Time Warner Cable eventually backed off the plan, but not before their brand (which they're planning to change) took a lot of damage. One small reason they backed off was because one of the company's few competitors, Frontier Communications, started advertising their DSL service as uncapped in order to gain a competitive advantage. Despite the fact Frontier was previously planning to impose 5GB monthly caps on all speed tiers -- said ads lambasted the cable industry as greedy. Of course now that Time Warner Cable has backed off, Frontier is testing an even more ridiculous overcharging system.
According to a letter being sent to Frontier users in Minnesota, users who consume more than 100 GB a month are automatically having their bills bumped to $99 a month. Users who consume more than 250 GB a month are having their bills bumped to a staggering $250 a month. Users who don't respond within fifteen days get their service disconnected (throwing away a potential customer is always a brilliant business model). Keep in mind that Frontier is one of many American telcos that -- thanks to limited competition -- hasn't kept pace with demand or upgraded their network from last generation DSL technology in most markets. As such, many Frontier users don't see speeds above 3 Mbps to begin with, and that service can cost around $55 a month for a standalone (no voice landline) connection.

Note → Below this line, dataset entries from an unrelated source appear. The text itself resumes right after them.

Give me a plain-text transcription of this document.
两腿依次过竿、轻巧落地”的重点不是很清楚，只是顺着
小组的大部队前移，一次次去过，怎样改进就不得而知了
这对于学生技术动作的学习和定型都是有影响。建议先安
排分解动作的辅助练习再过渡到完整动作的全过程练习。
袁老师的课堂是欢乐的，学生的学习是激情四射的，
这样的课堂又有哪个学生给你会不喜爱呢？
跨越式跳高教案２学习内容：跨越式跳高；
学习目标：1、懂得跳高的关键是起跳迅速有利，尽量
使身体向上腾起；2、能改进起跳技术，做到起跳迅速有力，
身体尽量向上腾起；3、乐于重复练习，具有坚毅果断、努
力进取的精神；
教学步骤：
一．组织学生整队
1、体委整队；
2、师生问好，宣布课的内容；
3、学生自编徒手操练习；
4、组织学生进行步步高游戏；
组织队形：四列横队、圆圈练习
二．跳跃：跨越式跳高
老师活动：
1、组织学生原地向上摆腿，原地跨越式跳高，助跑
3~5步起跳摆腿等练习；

As in most of these efforts to overcharge broadband users, the letter being sent to consumers adds insult to injury -- informing users that the changes are being applied to provide "the best possible internet experience." The letter also informs users that anyone who uses over 5 GB of bandwidth a month is engaging in "unreasonable usage" according to the Frontier terms of service. Of course 5 GB is eaten up by one high definition film -- and as multi-user households use an ever-increasing array of services, 100 GB is quickly becoming a low ceiling as well.

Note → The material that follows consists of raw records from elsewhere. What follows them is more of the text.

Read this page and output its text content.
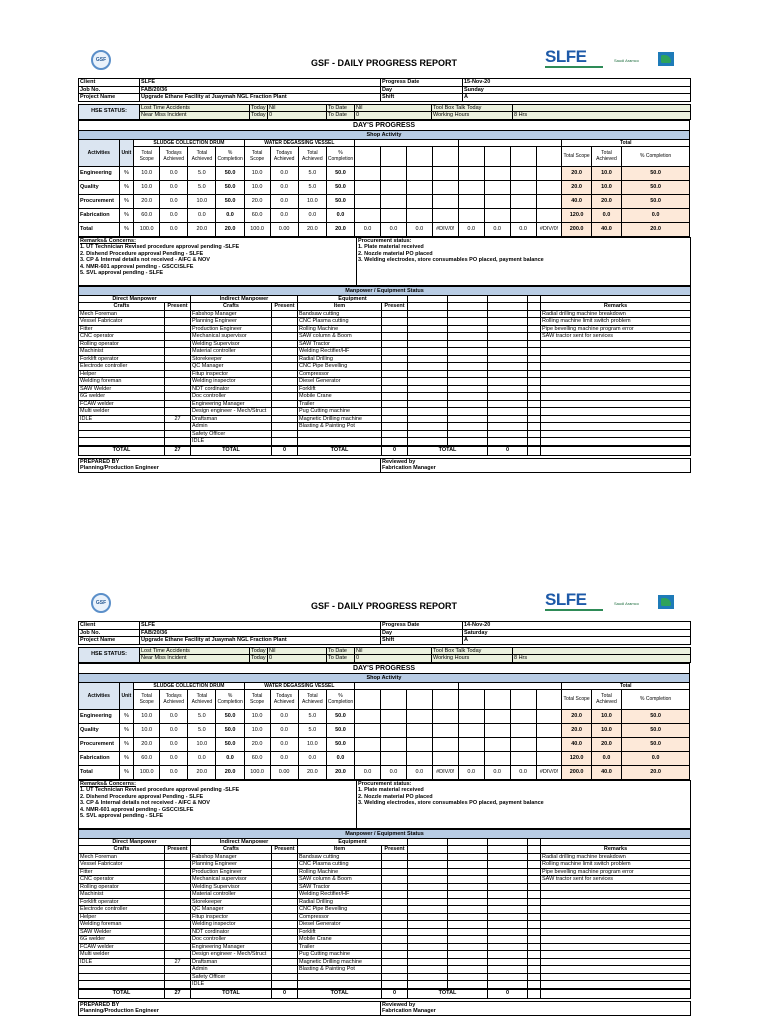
GSF	GSF - DAILY PROGRESS REPORT	SLFE	Saudi Aramco
Client	SLFE	Progress Date	15-Nov-20
Job No.	FAB/20/36	Day	Sunday
Project Name	Upgrade Ethane Facility at Juaymah NGL Fraction Plant	Shift	A
HSE STATUS:	Lost Time Accidents	Today	Nil	To Date	Nil	Tool Box Talk Today	
	Near Miss Incident	Today	0	To Date	0	Working Hours	8 Hrs
DAY'S PROGRESS																				
Shop Activity																				
Activities	Unit	SLUDGE COLLECTION DRUM				WATER DEGASSING VESSEL												Total		
		Total Scope	Todays Achieved	Total Achieved	% Completion	Total Scope	Todays Achieved	Total Achieved	% Completion									Total Scope	Total Achieved	% Completion
Engineering	%	10.0	0.0	5.0	50.0	10.0	0.0	5.0	50.0									20.0	10.0	50.0
Quality	%	10.0	0.0	5.0	50.0	10.0	0.0	5.0	50.0									20.0	10.0	50.0
Procurement	%	20.0	0.0	10.0	50.0	20.0	0.0	10.0	50.0									40.0	20.0	50.0
Fabrication	%	60.0	0.0	0.0	0.0	60.0	0.0	0.0	0.0									120.0	0.0	0.0
Total	%	100.0	0.0	20.0	20.0	100.0	0.00	20.0	20.0	0.0	0.0	0.0	#DIV/0!	0.0	0.0	0.0	#DIV/0!	200.0	40.0	20.0
Remarks& Concerns:
1. UT Technician Revised procedure approval pending -SLFE
2. Dishend Procedure approval Pending - SLFE
3. CP & Internal details not received - AIFC & NOV
4. NMR-601 approval pending - GSCC\SLFE
5. SVL approval pending - SLFE

Procurement status:
1. Plate material received
2. Nozzle material PO placed
3. Welding electrodes, store consumables PO placed, payment balance
Manpower / Equipment Status										
Direct Manpower		Indirect Manpower		Equipment						
Crafts	Present	Crafts	Present	Item	Present					Remarks
Mech Foreman		Fabshop Manager		Bandsaw cutting						Radial drilling machine breakdown
Vessel Fabricator		Planning Engineer		CNC Plasma cutting						Rolling machine limit switch problem
Fitter		Production Engineer		Rolling Machine						Pipe bevelling machine program error
CNC operator		Mechanical supervisor		SAW column & Boom						SAW tractor sent for services
Rolling operator		Welding Supervisor		SAW Tractor						
Machinist		Material controller		Welding Rectifier/HF						
Forklift operator		Storekeeper		Radial Drilling						
Electrode controller		QC Manager		CNC Pipe Bevelling						
Helper		Fitup inspector		Compressor						
Welding foreman		Welding inspector		Diesel Generator						
SAW Welder		NDT cordinator		Forklift						
6G welder		Doc controller		Mobile Crane						
FCAW welder		Engineering Manager		Trailer						
Multi welder		Design engineer - Mech/Struct		Pug Cutting machine						
IDLE	27	Draftsman		Magnetic Drilling machine						
		Admin		Blasting & Painting Pot						
		Safety Officer								
		IDLE								

TOTAL	27	TOTAL	0	TOTAL	0	TOTAL		0		
PREPARED BY
Planning/Production Engineer

Reviewed by
Fabrication Manager
GSF	GSF - DAILY PROGRESS REPORT	SLFE	Saudi Aramco
Client	SLFE	Progress Date	14-Nov-20
Job No.	FAB/20/36	Day	Saturday
Project Name	Upgrade Ethane Facility at Juaymah NGL Fraction Plant	Shift	A
HSE STATUS:	Lost Time Accidents	Today	Nil	To Date	Nil	Tool Box Talk Today	
	Near Miss Incident	Today	0	To Date	0	Working Hours	8 Hrs
DAY'S PROGRESS																				
Shop Activity																				
Activities	Unit	SLUDGE COLLECTION DRUM				WATER DEGASSING VESSEL												Total		
		Total Scope	Todays Achieved	Total Achieved	% Completion	Total Scope	Todays Achieved	Total Achieved	% Completion									Total Scope	Total Achieved	% Completion
Engineering	%	10.0	0.0	5.0	50.0	10.0	0.0	5.0	50.0									20.0	10.0	50.0
Quality	%	10.0	0.0	5.0	50.0	10.0	0.0	5.0	50.0									20.0	10.0	50.0
Procurement	%	20.0	0.0	10.0	50.0	20.0	0.0	10.0	50.0									40.0	20.0	50.0
Fabrication	%	60.0	0.0	0.0	0.0	60.0	0.0	0.0	0.0									120.0	0.0	0.0
Total	%	100.0	0.0	20.0	20.0	100.0	0.00	20.0	20.0	0.0	0.0	0.0	#DIV/0!	0.0	0.0	0.0	#DIV/0!	200.0	40.0	20.0
Remarks& Concerns:
1. UT Technician Revised procedure approval pending -SLFE
2. Dishend Procedure approval Pending - SLFE
3. CP & Internal details not received - AIFC & NOV
4. NMR-601 approval pending - GSCC\SLFE
5. SVL approval pending - SLFE

Procurement status:
1. Plate material received
2. Nozzle material PO placed
3. Welding electrodes, store consumables PO placed, payment balance
Manpower / Equipment Status										
Direct Manpower		Indirect Manpower		Equipment						
Crafts	Present	Crafts	Present	Item	Present					Remarks
Mech Foreman		Fabshop Manager		Bandsaw cutting						Radial drilling machine breakdown
Vessel Fabricator		Planning Engineer		CNC Plasma cutting						Rolling machine limit switch problem
Fitter		Production Engineer		Rolling Machine						Pipe bevelling machine program error
CNC operator		Mechanical supervisor		SAW column & Boom						SAW tractor sent for services
Rolling operator		Welding Supervisor		SAW Tractor						
Machinist		Material controller		Welding Rectifier/HF						
Forklift operator		Storekeeper		Radial Drilling						
Electrode controller		QC Manager		CNC Pipe Bevelling						
Helper		Fitup inspector		Compressor						
Welding foreman		Welding inspector		Diesel Generator						
SAW Welder		NDT cordinator		Forklift						
6G welder		Doc controller		Mobile Crane						
FCAW welder		Engineering Manager		Trailer						
Multi welder		Design engineer - Mech/Struct		Pug Cutting machine						
IDLE	27	Draftsman		Magnetic Drilling machine						
		Admin		Blasting & Painting Pot						
		Safety Officer								
		IDLE								

TOTAL	27	TOTAL	0	TOTAL	0	TOTAL		0		
PREPARED BY
Planning/Production Engineer

Reviewed by
Fabrication Manager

These more aggressive pricing models are only employed by carriers who operate in uncompetitive markets (Time Warner's caps never appeared in markets where they competed with Verizon FiOS). While the pricing changes are almost always portrayed as an issue of "fairness" targeting a carrier's heaviest users, the changes eventually wind up hitting all of an ISP's subscribers. After these price hikes are portrayed as some sort of altruism, carriers will frequently try to trot out the argument that if they can't overcharge you for bandwidth, the Internet will simply explode (aka the Exaflood), something we've debunked countless times as the product of carrier lobbyists. Of course all of this is going on while the cost of bandwidth and networking hardware drops.

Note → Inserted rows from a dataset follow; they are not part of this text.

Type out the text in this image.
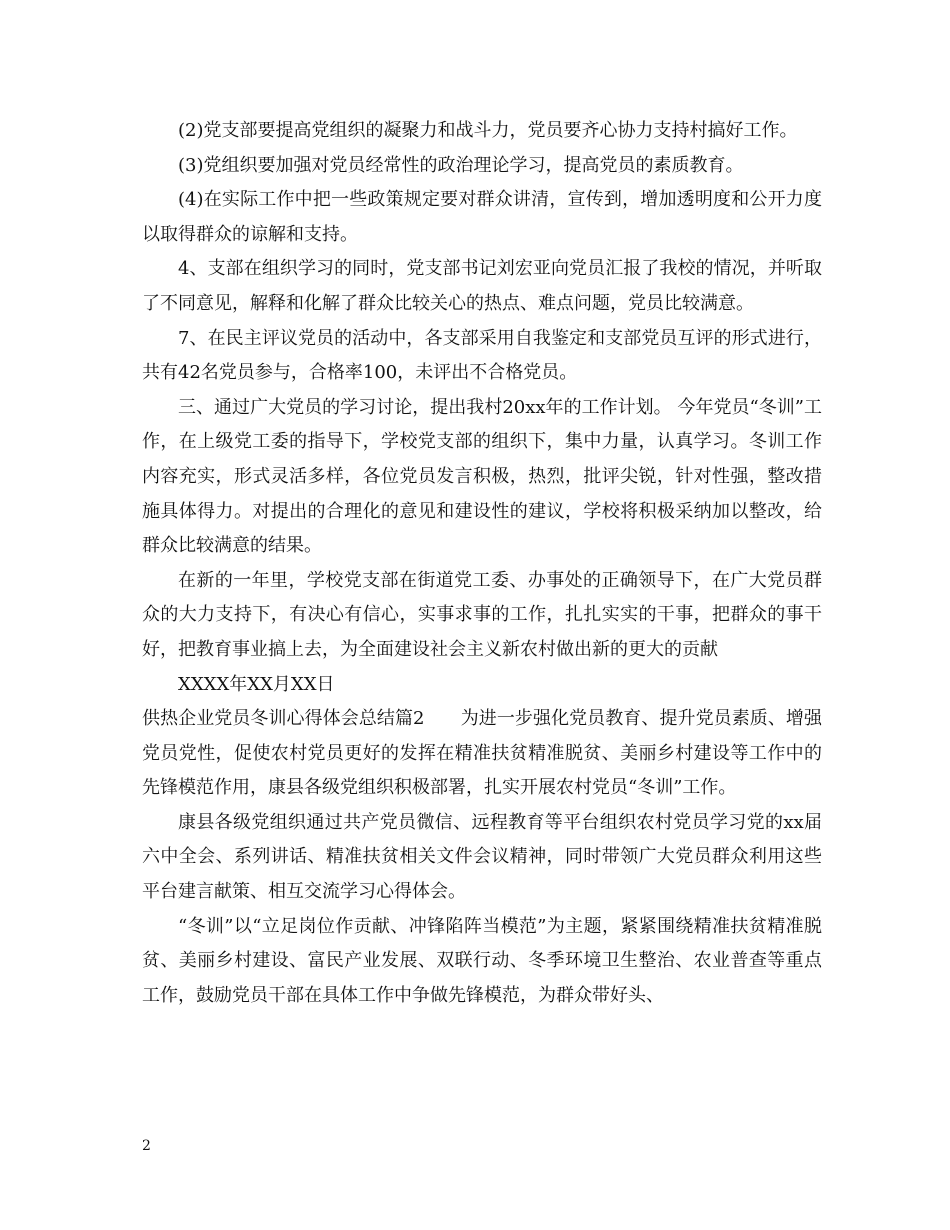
(2)党支部要提高党组织的凝聚力和战斗力，党员要齐心协力支持村搞好工作。

(3)党组织要加强对党员经常性的政治理论学习，提高党员的素质教育。

(4)在实际工作中把一些政策规定要对群众讲清，宣传到，增加透明度和公开力度以取得群众的谅解和支持。

4、支部在组织学习的同时，党支部书记刘宏亚向党员汇报了我校的情况，并听取了不同意见，解释和化解了群众比较关心的热点、难点问题，党员比较满意。

7、在民主评议党员的活动中，各支部采用自我鉴定和支部党员互评的形式进行，共有42名党员参与，合格率100，未评出不合格党员。

三、通过广大党员的学习讨论，提出我村20xx年的工作计划。 今年党员“冬训”工作，在上级党工委的指导下，学校党支部的组织下，集中力量，认真学习。冬训工作内容充实，形式灵活多样，各位党员发言积极，热烈，批评尖锐，针对性强，整改措施具体得力。对提出的合理化的意见和建设性的建议，学校将积极采纳加以整改，给群众比较满意的结果。

在新的一年里，学校党支部在街道党工委、办事处的正确领导下，在广大党员群众的大力支持下，有决心有信心，实事求事的工作，扎扎实实的干事，把群众的事干好，把教育事业搞上去，为全面建设社会主义新农村做出新的更大的贡献

XXXX年XX月XX日

供热企业党员冬训心得体会总结篇2　　为进一步强化党员教育、提升党员素质、增强党员党性，促使农村党员更好的发挥在精准扶贫精准脱贫、美丽乡村建设等工作中的先锋模范作用，康县各级党组织积极部署，扎实开展农村党员“冬训”工作。

康县各级党组织通过共产党员微信、远程教育等平台组织农村党员学习党的xx届六中全会、系列讲话、精准扶贫相关文件会议精神，同时带领广大党员群众利用这些平台建言献策、相互交流学习心得体会。

“冬训”以“立足岗位作贡献、冲锋陷阵当模范”为主题，紧紧围绕精准扶贫精准脱贫、美丽乡村建设、富民产业发展、双联行动、冬季环境卫生整治、农业普查等重点工作，鼓励党员干部在具体工作中争做先锋模范，为群众带好头、

2
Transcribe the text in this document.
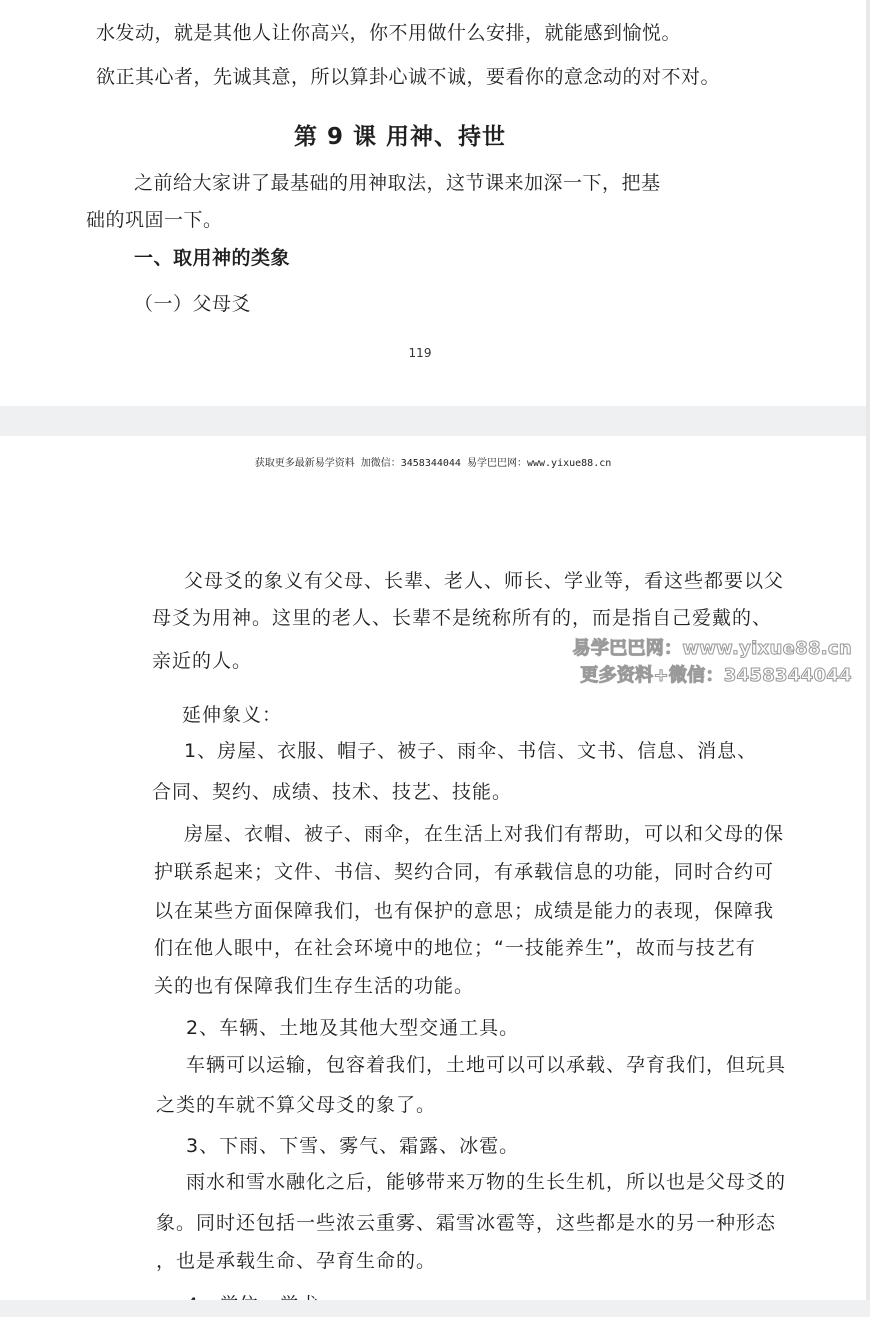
水发动，就是其他人让你高兴，你不用做什么安排，就能感到愉悦。
欲正其心者，先诚其意，所以算卦心诚不诚，要看你的意念动的对不对。
第 9 课 用神、持世
之前给大家讲了最基础的用神取法，这节课来加深一下，把基
础的巩固一下。
一、取用神的类象
（一）父母爻
119
获取更多最新易学资料 加微信：3458344044 易学巴巴网：www.yixue88.cn
父母爻的象义有父母、长辈、老人、师长、学业等，看这些都要以父
母爻为用神。这里的老人、长辈不是统称所有的，而是指自己爱戴的、
亲近的人。
延伸象义：
1、房屋、衣服、帽子、被子、雨伞、书信、文书、信息、消息、
合同、契约、成绩、技术、技艺、技能。
房屋、衣帽、被子、雨伞，在生活上对我们有帮助，可以和父母的保
护联系起来；文件、书信、契约合同，有承载信息的功能，同时合约可
以在某些方面保障我们，也有保护的意思；成绩是能力的表现，保障我
们在他人眼中，在社会环境中的地位；“一技能养生”，故而与技艺有
关的也有保障我们生存生活的功能。
2、车辆、土地及其他大型交通工具。
车辆可以运输，包容着我们，土地可以可以承载、孕育我们，但玩具
之类的车就不算父母爻的象了。
3、下雨、下雪、雾气、霜露、冰雹。
雨水和雪水融化之后，能够带来万物的生长生机，所以也是父母爻的
象。同时还包括一些浓云重雾、霜雪冰雹等，这些都是水的另一种形态
，也是承载生命、孕育生命的。
易学巴巴网：www.yixue88.cn
更多资料+微信：3458344044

Frontier's timing also isn't particularly smart, given they're exploring this overcharging scheme just as they're trying to gain regulatory approval for their $8.5 billion plan to acquire millions of Verizon DSL and landline customers across fourteen states. Part of that deal involves a few thousand FiOS customers in Washington State, who'll be thrilled to learn that their state-of-the-art fiber to the home connection is about to get much more expensive and much less useful.